Controlled cross‐over study of a 5‐HT uptake inhibiting and an NA uptake inhibiting antidepressant

Abstract

A double-blind comparison of zimelidine, a potent and fairly selective 5-hydroxytryptamine (5-HT) uptake inhibitor, and desipramine, a noradrenaline (NA) uptake inhibitor, was carried out in hospitalized patients with endogenous depression. The patients were randomized into parallel groups receiving either zimelidine 100 mg b.i.d. or desipramine 75 mg b.i.d. Forty patients completed the study, twenty in each treatment group. Patients who did not respond adequately to one drug after 4 weeks were treated with the other drug (cross-over design) after a washout period. For evaluation of the therapeutic efficacy Hamilton Rating Scale for Depression, Comprehensive Psychopathological Rating Scale for Depression, Beck's Inventory and Global Rating Scales were used. All ratings indicated greater effectiveness for zimelidine as compared with desipramine, although the differences were not generally statistically significant.
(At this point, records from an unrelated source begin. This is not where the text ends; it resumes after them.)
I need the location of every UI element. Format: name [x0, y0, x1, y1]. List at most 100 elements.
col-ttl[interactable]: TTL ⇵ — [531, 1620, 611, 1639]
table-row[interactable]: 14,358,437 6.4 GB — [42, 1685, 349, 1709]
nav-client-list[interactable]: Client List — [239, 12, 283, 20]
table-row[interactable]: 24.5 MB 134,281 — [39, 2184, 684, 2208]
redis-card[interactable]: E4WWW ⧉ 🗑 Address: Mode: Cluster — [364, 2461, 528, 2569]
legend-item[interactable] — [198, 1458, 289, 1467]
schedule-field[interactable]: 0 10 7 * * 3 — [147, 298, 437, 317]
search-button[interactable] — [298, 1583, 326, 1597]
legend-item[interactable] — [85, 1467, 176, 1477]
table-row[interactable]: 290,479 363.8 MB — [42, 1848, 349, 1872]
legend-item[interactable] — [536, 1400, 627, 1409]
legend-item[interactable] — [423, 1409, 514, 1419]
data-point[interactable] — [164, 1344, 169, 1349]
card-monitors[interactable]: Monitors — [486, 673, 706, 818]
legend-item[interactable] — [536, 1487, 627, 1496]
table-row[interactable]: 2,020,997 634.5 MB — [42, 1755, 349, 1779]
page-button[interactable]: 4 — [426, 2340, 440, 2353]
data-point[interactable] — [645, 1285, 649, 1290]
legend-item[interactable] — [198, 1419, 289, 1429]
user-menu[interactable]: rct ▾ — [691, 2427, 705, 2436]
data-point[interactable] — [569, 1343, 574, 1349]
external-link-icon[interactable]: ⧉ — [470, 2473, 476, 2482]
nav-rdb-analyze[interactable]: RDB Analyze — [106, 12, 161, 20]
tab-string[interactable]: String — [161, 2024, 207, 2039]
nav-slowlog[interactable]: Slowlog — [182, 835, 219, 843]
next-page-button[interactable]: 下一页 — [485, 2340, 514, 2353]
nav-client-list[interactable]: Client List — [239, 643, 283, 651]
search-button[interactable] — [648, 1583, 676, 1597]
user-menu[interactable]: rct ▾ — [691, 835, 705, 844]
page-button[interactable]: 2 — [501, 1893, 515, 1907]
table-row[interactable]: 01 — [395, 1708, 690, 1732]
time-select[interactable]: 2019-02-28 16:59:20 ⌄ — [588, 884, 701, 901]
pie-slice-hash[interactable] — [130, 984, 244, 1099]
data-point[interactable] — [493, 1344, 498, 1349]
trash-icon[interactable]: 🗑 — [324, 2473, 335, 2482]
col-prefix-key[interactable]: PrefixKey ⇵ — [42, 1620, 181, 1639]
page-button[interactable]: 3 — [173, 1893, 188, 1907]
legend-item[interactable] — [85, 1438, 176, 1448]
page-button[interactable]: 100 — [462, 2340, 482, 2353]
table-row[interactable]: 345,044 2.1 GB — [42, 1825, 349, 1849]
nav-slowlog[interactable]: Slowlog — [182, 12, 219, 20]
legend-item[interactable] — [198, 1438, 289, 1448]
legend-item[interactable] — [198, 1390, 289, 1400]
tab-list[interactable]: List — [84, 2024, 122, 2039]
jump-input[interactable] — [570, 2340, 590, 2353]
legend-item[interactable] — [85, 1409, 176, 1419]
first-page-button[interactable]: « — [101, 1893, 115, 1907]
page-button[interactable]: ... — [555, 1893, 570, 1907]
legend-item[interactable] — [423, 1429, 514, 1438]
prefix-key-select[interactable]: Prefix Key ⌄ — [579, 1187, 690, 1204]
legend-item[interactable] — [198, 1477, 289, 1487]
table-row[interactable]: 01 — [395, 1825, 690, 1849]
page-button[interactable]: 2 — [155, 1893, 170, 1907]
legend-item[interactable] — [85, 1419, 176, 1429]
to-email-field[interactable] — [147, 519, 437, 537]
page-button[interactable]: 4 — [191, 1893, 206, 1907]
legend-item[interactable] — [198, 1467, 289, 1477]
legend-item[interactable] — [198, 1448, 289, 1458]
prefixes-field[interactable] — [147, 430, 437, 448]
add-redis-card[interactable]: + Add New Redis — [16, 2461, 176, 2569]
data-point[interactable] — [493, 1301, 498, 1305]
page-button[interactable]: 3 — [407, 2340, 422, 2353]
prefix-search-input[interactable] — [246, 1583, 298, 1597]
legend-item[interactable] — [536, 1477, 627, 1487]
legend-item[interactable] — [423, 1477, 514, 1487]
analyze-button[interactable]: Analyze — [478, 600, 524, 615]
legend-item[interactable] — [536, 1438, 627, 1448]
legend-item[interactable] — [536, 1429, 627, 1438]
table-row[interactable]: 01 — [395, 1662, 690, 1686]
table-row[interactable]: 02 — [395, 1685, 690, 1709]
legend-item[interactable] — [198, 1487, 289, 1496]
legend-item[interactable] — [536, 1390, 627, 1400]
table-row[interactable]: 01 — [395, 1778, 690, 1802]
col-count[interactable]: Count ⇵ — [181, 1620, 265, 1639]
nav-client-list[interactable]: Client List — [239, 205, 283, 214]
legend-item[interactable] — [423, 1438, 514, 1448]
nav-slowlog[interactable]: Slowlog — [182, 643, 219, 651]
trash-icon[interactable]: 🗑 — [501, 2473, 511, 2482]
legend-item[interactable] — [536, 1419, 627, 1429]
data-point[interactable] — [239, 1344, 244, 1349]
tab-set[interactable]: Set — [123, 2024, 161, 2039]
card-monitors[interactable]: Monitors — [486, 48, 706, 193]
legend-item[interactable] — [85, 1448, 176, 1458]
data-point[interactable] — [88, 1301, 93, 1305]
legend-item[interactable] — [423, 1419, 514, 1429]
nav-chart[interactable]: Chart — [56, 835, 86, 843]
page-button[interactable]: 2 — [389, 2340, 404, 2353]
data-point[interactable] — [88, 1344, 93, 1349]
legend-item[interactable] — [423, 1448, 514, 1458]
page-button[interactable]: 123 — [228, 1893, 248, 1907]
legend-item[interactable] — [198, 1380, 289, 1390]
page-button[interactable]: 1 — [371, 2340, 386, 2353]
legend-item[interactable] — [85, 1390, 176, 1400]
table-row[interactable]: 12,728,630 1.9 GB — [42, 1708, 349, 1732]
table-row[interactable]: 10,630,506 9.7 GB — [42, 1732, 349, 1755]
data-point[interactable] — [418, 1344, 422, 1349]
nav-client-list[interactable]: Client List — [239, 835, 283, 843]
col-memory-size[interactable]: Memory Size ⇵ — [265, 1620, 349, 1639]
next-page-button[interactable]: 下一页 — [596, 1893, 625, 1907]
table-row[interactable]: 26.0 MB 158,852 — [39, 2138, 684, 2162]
Only "somatic anxiety" on the Hamilton scale was significantly (P less than 0.05) in favour of zimelidine. Although both zimelidine and desipramine were well tolerated, the zimelidine patients reported significantly less severe anticholinergic adverse reactions. Of five patients who did not improve on zimelidine, three were then given desipramine but only one recovered completely. Of 10 patients who were switched over to zimelidine, 6 recovered completely and one moderately. Zimelidine produced strong inhibition of the uptake of 5-HT in platelets and a decrease in blood 5-HT after 2 weeks or longer treatment. The uptake of 5-HT in rat hypothalamic synaptosomes was reduced by about 50% and that of NA about 20% when incubated in the patients' plasma. All these effects seem to be mainly due to norzimelidine. Desipramine produced strong inhibition of the uptake of NA in hypothalamic synaptosomes but weak effect on the 5-HT uptake. Urinary MHPG tended to decrease during desipramine treatment but was not affected or tended to increase during zimelidine treatment.